A ligação estética entre Criatura do Cemitério e Alien³ é difícil de ignorar. Ambas as obras respiram o mesmo ar úmido e metálico. O terceiro filme da franquia Alien, dirigido por David Fincher, conta com corredores apertados, ambientes sujos, iluminação baixa, paredes enferrujadas e uma sensação constante de que algo vivo habita as estruturas. No filme de Fincher, o horror é mais psicológico, mais silencioso. O gore existe de maneira pontual, jamais gratuita.
Já em Criatura do Cemitério, o horror é mais explícito, menos metafórico. Ainda assim, as duas obras tratam do mesmo tema: a relação entre corpos humanos e espaços industrializados que se tornaram hostis. Tanto no presídio de mineração de Alien³ quanto na fábrica têxtil de Criatura do Cemitério, os personagens não lutam apenas contra monstros. Lutam contra ambientes que os sufocam, que os condenam, que parecem carregar um ódio acumulado. Lutam contra estruturas obsoletas que deveriam protegê-los e que, em vez disso, ajudam a destruí-los.

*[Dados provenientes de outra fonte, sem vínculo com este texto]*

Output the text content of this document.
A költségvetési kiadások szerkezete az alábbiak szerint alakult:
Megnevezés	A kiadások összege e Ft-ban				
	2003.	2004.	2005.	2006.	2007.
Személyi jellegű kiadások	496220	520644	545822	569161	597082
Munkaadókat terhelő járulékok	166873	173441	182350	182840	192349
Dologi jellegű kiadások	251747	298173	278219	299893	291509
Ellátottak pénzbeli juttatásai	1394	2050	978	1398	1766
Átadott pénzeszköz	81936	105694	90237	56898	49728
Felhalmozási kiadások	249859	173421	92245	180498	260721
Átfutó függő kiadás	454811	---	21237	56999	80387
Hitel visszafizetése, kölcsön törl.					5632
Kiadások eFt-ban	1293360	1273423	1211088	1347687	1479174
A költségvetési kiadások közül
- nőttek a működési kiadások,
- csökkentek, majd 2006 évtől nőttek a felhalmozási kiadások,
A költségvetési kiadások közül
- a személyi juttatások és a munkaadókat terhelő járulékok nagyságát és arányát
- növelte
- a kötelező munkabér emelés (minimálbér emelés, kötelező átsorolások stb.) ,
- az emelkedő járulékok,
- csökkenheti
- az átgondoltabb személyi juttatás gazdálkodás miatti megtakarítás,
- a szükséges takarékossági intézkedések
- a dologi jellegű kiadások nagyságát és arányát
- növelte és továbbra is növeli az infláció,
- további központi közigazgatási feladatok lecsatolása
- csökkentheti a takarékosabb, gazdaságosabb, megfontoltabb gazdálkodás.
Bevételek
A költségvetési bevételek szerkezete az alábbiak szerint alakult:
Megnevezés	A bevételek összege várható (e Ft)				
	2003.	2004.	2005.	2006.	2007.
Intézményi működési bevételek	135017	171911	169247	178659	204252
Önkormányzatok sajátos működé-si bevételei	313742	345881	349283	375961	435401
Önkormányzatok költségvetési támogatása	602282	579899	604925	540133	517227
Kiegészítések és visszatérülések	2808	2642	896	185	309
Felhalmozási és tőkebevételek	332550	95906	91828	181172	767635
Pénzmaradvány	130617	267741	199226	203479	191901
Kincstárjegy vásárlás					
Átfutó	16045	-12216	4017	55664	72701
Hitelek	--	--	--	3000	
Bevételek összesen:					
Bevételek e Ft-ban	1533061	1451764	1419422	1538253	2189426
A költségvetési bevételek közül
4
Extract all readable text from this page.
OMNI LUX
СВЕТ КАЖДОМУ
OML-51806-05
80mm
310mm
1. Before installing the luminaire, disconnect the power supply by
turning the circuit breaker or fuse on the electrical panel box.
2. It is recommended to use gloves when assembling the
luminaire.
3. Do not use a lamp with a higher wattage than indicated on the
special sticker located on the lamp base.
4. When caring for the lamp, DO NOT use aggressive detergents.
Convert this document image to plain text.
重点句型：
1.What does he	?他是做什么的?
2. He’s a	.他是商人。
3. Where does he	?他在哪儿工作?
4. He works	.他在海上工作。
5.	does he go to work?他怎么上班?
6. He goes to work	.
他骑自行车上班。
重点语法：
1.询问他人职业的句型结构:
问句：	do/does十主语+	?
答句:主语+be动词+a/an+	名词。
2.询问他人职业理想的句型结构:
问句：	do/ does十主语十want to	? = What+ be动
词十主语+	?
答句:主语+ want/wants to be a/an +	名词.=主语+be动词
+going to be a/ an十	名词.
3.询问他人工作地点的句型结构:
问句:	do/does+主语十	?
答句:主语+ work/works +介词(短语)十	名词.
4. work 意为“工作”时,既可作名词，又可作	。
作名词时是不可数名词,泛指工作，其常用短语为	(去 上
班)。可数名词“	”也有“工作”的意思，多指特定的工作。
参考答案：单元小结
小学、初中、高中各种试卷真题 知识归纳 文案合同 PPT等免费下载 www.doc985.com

O filme recebe um toque particular de personalidade graças ao elenco. Andrew Divoff entrega uma atuação eficaz e contida, mas é Brad Dourif quem realmente rouba a cena como o exterminador de pragas. Dourif, eternamente associado à voz de Chucky, injeta uma energia estranha, desconfortável e quase cômica ao personagem. Sua presença oferece um alívio, ou algo próximo disso, em meio à atmosfera sufocante da narrativa. Dourif parece vir de outro filme, como se fosse um extra deslocado de uma comédia de humor negro, e esse deslocamento funciona surpreendentemente bem dentro daquele universo caótico.
No fundo, Criatura do Cemitério é um filme sobre contato com aquilo que deveria permanecer escondido. É sobre como o passado abandonado apodrece, se deforma e retorna para cobrar seu preço. É sobre corpos esmagados, mas também sobre ecos de decisões negligentes, sobre a poeira de décadas que se acumula e se transforma em monstro. É, acima de tudo, sobre o medo primordial de ambientes que deveriam proteger — como fábricas, prisões, minas, navios — e que se voltam contra aqueles que dependem deles.
A narrativa direta pode sugerir simplicidade, mas não é simplicidade vazia. Criatura do Cemitério funciona como um retrato dos horrores da industrialização tardia, dos trabalhadores explorados, dos lugares esquecidos por políticas públicas e abandonados pela ética corporativa. A criatura é apenas o símbolo mais evidente desse abandono. O verdadeiro horror não está nas asas, nos dentes ou no tamanho do monstro, mas na ideia de que ele não nasceu por acaso: ele é consequência.
No fim das contas, o filme se sustenta como uma obra que entende perfeitamente o tipo de história que quer contar. Ele abraça o exagero do gore, o nonsense de sua criatura e a crueza de seus ambientes, mas também consegue, de maneira quase silenciosa, construir um comentário sobre negligência social e o abandono das estruturas que moldaram a vida de trabalhadores por gerações.
É um horror que nasce da ferrugem, do calor sufocante, da escuridão profunda e da sujeira acumulada — e que nos lembra que, quando viramos o rosto para a decadência por tempo demais, algo inevitavelmente surge debaixo dos nossos pés.
Com um background histórico pertinente, e sem o realismo perverso das produções atuais, Criatura do Cemitério é bem mais interessante visto hoje, quando contrastado com o realismo dominante que causa mais repulsa que o próprio gore. O filme não foi feito para mudar sua vida. Mas, se pensarmos bem, não era a sua função. E muito menos, pretensão.